In al deze gevallen mag het bevoegd gezag (meestal het college van burgemeester en wethouders) handhavend optreden. De houder van de bouwvergunning zal aangeschreven kunnen worden om te bouwen conform de bouwvergunning, hetgeen in het meest ernstige geval tot een bouwstop kan leiden. Het bevoegd gezag kan uit eigen beweging handhavend optreden, maar zal zeker een besluit moeten nemen als een derde (bijvoorbeeld een buurman) een verzoek om handhaving indient.

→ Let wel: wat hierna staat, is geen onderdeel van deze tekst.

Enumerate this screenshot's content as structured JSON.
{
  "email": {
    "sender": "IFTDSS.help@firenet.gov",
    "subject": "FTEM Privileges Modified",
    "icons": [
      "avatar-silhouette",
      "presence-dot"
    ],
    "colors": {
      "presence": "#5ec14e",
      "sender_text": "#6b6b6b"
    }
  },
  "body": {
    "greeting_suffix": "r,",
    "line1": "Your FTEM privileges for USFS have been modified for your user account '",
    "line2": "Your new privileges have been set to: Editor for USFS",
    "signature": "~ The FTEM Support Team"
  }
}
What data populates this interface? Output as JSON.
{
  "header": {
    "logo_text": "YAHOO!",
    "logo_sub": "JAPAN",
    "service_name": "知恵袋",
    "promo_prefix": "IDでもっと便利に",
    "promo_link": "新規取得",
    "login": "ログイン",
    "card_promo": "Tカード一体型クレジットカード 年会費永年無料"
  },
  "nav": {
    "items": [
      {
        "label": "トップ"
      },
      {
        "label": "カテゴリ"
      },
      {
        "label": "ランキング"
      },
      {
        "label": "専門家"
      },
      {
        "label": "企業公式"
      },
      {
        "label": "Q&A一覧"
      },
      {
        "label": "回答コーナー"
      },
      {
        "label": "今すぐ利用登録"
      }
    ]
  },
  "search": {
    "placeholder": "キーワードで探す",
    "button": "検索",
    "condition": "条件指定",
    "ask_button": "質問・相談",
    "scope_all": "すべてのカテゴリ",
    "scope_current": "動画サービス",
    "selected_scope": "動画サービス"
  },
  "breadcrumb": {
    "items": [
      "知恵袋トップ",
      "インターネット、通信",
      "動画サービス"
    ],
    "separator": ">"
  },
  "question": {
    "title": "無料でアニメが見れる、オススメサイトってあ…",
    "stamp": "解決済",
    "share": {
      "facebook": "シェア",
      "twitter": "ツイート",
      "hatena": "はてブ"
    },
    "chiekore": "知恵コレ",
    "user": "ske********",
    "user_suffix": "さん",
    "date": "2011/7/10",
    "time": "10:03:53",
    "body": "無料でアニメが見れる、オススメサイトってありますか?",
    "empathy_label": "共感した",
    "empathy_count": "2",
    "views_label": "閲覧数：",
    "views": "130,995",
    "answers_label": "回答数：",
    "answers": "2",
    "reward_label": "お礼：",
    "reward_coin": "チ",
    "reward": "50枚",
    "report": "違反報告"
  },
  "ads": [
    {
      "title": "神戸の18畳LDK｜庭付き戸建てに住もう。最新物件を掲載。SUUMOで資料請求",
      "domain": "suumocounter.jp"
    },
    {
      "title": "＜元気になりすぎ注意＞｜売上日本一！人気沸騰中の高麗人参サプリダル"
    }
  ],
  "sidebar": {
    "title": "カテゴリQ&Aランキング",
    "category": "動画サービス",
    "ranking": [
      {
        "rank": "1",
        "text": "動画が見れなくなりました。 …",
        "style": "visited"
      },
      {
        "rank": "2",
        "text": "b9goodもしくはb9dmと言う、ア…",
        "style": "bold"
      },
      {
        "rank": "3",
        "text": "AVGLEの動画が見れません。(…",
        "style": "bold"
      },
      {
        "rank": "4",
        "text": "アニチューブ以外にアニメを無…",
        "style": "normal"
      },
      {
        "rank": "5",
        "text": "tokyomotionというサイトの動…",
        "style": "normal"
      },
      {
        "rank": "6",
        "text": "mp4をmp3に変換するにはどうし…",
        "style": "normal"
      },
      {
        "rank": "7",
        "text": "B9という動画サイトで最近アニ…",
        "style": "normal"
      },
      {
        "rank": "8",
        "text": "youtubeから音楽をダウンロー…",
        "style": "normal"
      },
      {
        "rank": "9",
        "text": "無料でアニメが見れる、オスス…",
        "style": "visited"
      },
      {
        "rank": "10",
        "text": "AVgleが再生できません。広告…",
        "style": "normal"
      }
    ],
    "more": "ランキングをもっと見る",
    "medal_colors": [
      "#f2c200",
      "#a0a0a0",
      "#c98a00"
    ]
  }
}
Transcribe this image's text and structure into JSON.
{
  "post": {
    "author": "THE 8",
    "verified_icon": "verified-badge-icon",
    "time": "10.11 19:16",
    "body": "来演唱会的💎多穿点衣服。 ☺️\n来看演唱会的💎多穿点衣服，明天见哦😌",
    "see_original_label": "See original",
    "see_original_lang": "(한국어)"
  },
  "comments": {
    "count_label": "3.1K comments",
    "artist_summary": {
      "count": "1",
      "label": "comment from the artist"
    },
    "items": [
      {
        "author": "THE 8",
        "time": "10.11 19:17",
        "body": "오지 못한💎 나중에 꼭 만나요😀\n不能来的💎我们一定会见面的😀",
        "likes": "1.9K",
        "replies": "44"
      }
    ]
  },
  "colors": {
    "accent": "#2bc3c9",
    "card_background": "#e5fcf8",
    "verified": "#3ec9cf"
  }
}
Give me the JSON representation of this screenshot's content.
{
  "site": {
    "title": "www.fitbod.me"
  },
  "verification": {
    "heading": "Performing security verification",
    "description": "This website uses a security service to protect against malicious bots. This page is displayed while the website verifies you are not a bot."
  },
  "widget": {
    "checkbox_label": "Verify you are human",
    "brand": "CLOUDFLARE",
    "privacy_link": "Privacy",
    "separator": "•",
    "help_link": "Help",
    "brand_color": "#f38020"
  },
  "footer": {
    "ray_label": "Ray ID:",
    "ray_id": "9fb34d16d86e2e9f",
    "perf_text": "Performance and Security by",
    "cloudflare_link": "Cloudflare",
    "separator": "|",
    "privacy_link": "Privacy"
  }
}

Als de gemeente grondeigenaar is van gronden waarop een bouwplan wordt gerealiseerd, dan kan ze contractuele waarborgen inbouwen, bijvoorbeeld in de vorm van een boetebeding, om ervan verzekerd te zijn dat conform de verleende bouwvergunning wordt gebouwd. Dit instrument is alleen bruikbaar als de gemeente een contractuele relatie met de houder van de bouwvergunning heeft. De omstandigheid dat de gemeente via het privaatrechtelijke spoor vinger aan de pols kan houden ten aanzien van een verleende bouwvergunning, laat overigens onverlet dat zij in bestuursrechtelijke zin handhavend moet optreden als onverhoopt toch in strijd met de bouwvergunning wordt gebouwd.
Praktijkvoorbeeld­
Bij de aanvraag van een omgevingsvergunning wordt vermeld dat woningen worden gebouwd voor een bepaalde doelgroep. Voor deze doelgroep geldt een lage(re) parkeernorm. De parkeereis wordt aan de hand daarvan vastgesteld en dat aantal wordt ook daadwerkelijk aangelegd. Later blijkt dat de woningen ook aan starters – een andere doelgroep – wordt aangeboden waardoor de par­keernorm feitelijk te laag is vastgesteld. Klachten over parkeeroverlast volgen. De projectontwikkelaar die de woningen heeft ontwikkeld en heeft verkocht kan op grond van de Wabo feitelijk niet wor­den aangesproken omdat de omgevingsvergunning zaakgebonden is en met de verkoop van de woning is overgegaan op de kopers. De eigenaren van de woningen zijn dus verantwoordelijk voor het tekort aan parkeerplaatsen.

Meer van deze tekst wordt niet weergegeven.